The bishop, president of the Youth Department of the CEN, was connected virtually from inside the Episcopal Curia.

Persecution against the Catholic Church

The Episcopal Conference of Nicaragua (CEN) reaffirmed its support for Monsignor Rolando Alvarez through a press release this Sunday, highlighting that the situation suffered by the bishop “touches our hearts as bishops and the Nicaraguan Church”. The bishops, quoting a speech of Benedict XVI, expressed the feeling of the Church which, by nature, “proclaims the Gospel of Peace and is open to collaborating with all national and international authorities to take care of this great universal good”.

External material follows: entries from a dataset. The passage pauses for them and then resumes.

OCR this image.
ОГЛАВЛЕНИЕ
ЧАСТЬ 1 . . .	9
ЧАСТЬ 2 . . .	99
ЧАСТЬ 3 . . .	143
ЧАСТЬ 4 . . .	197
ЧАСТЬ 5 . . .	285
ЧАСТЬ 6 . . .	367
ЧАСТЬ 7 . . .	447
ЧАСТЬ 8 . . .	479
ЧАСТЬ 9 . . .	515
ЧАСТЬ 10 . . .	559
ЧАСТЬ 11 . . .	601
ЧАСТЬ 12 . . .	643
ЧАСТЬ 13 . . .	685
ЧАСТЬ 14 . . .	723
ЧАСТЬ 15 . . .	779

In the last two months, the regime of Ortega and Murillo undertook a repressive escalation against the Catholic Church that so far, has left two priests imprisoned, 18 religious expelled from the country, two priests under siege, one of them now under house arrest, and the closure of a dozen Catholic radio and TV media.

Priest Manuel Salvador García Rodríguez, parish priest of the Jesus de Nazareno church -also known as El Calvario-, in Nandaime, Granada, was the first to face the justice of the regime, being sentenced on June 22 to two years in prison for the alleged crime of threatening five people with a knife and a fine.

On July 6, 18 Missionaries of Charity, an order founded by Mother Teresa of Calcutta, were expelled from the country, being transferred from Managua and Granada to the border with Costa Rica, by Immigration authorities and the Police.

Monsignor Leonardo Urbina, priest of the Perpetuo Socorro parish in Boaco, has been in preventive detention since July 13, awaiting trial for the alleged rape of a 14-year-old girl.

Priest Uriel Vallejos and a group of parishioners remained besieged by the police for almost four days in the parish house of the Jesús de la Divina Misericordia parish, in Sebaco.

In addition, between August 1 and 2, the regime closed 14 media outlets: eleven radio stations, ten belonging to the Diocese of Matagalpa, and the independent Radio Vos. They also forced off the air several cable TV channels and the local channel RB3 “El Canal de la Zona Láctea”, whose programming was transmitted through subscription television.